Kiew erlebt schwere Nacht: 13 Verletzte, darunter ein Kind, Infrastruktur getroffen.

Kiew erlebt schwere Nacht: 13 Verletzte, darunter ein Kind, Infrastruktur getroffen
Kiew erlebt schwere Nacht: 13 Verletzte, darunter ein Kind, Infrastruktur getroffen

Angriff auf Kiew und Umgebung in der Nacht zum 15. Juni

Nach Angaben von Novyny.live: In der Nacht zum 15. Juni erschütterten Explosionen die ukrainische Hauptstadt Kiew und die umliegende Region. Es bestand die Gefahr eines kombinierten Angriffs, bei dem sowohl Menschen zu Schaden kamen als auch zivile Einrichtungen beschädigt wurden. Bereits um 01:00 Uhr wurde die Bewegung von Kampfdrohnen registriert, was auf eine Intensivierung der Kampfhandlungen hindeutete.

Kurz nach Mitternacht, um 01:01 Uhr, informierte der Kiewer Bürgermeister Vitali Klitschko über Detonationen in der Stadt. Nur fünf Minuten später, um 01:06 Uhr, meldete Timur Tkachenko brennende Fahrzeuge im Stadtteil Obolon. Nach neuesten Angaben waren bis 03:21 Uhr elf Personen verletzt, von denen acht ins Krankenhaus eingeliefert wurden. Die Lage verschlechterte sich weiter: Um 03:36 Uhr stieg die Zahl der Verletzten auf 13, darunter ein fünfjähriges Kind. Dieser nächtliche Angriff zeigt, wie verletzlich die Zivilbevölkerung in solchen Konflikten ist.

Lage in den Kiewer Bezirken

Im Podilskyj-Bezirk brach zudem ein Feuer in einem dreistöckigen Gebäude aus. Besonders betroffen war der Schewtschenko-Bezirk, wo fünf Einschläge auf die zivile Infrastruktur verzeichnet wurden – ein deutliches Zeichen für die Schwere der Situation. Auch auf dem Gelände des Höhlenklosters Kiew-Petschersk kam es zu einem Brand.
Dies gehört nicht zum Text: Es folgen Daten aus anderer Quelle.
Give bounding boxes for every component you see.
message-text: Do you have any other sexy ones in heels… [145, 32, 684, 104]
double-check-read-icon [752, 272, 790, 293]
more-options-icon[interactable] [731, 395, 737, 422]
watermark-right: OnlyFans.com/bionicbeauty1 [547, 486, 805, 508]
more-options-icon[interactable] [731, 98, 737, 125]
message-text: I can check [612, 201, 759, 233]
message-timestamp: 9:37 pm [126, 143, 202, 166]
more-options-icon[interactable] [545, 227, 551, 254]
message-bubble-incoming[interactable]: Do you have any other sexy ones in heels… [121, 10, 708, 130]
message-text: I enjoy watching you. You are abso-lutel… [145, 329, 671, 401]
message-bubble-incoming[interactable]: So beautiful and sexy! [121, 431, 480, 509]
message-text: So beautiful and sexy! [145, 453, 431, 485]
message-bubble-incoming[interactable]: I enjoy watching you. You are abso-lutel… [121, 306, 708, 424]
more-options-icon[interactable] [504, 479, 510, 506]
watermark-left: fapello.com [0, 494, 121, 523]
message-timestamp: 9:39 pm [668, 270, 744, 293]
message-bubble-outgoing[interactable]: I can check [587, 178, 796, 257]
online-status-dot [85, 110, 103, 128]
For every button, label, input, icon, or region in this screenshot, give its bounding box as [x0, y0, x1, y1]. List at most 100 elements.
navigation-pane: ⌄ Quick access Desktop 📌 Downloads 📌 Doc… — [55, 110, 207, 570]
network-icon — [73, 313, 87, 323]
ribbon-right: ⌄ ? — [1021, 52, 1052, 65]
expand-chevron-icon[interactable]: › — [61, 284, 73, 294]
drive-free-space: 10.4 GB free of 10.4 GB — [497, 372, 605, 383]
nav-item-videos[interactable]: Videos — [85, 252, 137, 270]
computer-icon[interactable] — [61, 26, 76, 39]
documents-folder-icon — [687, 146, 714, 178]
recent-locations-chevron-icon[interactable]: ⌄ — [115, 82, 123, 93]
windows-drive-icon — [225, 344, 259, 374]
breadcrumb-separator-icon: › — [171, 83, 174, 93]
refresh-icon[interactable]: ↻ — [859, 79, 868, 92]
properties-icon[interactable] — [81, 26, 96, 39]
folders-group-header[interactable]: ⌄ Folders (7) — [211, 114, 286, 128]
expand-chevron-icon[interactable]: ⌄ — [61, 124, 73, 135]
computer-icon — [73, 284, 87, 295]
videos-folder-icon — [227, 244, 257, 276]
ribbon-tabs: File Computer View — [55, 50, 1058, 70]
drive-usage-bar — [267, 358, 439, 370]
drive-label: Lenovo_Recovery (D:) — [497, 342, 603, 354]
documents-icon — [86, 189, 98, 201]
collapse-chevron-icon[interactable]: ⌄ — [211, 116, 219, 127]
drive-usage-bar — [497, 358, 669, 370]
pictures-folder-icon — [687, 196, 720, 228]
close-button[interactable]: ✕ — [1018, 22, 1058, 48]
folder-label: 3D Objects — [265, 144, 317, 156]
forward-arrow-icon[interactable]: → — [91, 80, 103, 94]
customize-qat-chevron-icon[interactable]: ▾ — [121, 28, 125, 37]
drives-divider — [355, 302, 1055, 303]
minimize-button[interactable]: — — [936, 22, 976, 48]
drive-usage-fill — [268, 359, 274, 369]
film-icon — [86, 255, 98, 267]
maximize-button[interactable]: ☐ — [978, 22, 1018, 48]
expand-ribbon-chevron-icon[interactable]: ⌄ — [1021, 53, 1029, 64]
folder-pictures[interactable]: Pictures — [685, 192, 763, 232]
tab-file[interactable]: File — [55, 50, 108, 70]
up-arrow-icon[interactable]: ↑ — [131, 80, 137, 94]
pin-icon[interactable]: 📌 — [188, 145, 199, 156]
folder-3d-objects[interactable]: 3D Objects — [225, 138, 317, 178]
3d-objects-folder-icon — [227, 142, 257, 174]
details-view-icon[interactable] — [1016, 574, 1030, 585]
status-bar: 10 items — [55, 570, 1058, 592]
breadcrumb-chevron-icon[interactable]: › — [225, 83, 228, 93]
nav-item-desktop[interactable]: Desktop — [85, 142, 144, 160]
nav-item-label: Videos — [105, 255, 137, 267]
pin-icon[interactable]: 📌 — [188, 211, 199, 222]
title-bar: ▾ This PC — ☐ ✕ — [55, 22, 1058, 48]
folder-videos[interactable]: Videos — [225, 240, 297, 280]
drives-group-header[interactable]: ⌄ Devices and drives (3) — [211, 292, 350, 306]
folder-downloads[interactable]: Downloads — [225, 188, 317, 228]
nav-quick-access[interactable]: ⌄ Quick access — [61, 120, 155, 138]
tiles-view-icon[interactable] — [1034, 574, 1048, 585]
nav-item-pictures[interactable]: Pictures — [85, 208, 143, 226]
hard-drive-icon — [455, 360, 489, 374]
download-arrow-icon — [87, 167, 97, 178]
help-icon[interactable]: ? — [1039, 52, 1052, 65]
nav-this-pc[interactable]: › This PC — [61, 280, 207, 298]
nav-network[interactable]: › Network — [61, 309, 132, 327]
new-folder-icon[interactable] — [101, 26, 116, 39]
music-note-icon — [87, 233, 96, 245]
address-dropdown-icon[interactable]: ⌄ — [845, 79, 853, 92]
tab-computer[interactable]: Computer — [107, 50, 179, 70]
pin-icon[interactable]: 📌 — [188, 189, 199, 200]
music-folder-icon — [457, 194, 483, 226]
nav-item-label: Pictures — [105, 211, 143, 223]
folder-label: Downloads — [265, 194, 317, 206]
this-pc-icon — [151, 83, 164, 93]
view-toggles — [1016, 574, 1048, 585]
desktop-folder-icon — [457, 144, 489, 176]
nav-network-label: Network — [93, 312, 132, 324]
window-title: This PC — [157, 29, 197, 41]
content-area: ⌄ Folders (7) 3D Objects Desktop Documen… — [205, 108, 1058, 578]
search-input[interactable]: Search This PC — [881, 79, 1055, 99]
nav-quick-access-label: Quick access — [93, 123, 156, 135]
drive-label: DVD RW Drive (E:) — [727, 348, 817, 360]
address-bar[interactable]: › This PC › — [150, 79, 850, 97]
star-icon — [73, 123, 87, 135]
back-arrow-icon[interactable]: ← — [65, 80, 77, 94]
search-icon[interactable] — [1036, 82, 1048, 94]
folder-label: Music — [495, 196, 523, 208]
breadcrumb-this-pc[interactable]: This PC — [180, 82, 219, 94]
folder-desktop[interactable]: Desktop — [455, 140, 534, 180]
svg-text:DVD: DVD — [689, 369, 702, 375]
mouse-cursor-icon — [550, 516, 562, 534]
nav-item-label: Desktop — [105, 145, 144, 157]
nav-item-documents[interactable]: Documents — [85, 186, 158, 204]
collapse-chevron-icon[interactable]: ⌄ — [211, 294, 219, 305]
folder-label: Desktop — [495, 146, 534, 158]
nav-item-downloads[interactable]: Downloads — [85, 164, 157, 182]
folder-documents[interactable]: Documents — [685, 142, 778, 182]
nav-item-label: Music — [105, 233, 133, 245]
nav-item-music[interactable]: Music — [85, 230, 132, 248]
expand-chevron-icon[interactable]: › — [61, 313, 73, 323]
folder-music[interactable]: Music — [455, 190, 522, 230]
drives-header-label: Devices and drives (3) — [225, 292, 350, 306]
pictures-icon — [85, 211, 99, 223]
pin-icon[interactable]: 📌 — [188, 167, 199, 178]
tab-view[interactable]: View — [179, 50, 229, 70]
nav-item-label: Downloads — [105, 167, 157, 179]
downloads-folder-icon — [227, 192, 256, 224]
Die Angriffe auf Kiew und die Region lösten in der Bevölkerung große Besorgnis aus, da sie mitten in der Nacht stattfanden, als viele Menschen zu Hause waren. Die Behörden beobachten die Lage weiterhin genau und rufen die Bürger zur Vorsicht auf.

Dieser Vorfall unterstreicht die anhaltenden Spannungen in der Region und die Gefahr für die Zivilbevölkerung, da die Angriffe dicht besiedelte Gebiete treffen. Die Verantwortlichen betonen die Bedeutung von Sicherheitsmaßnahmen und die Notwendigkeit, die Opfer zu unterstützen.

In Zeiten von Kriegshandlungen werden solche Attacken zunehmend zur traurigen Realität, was von den Menschen ständige Wachsamkeit und Vorbereitung auf Gefahren erfordert.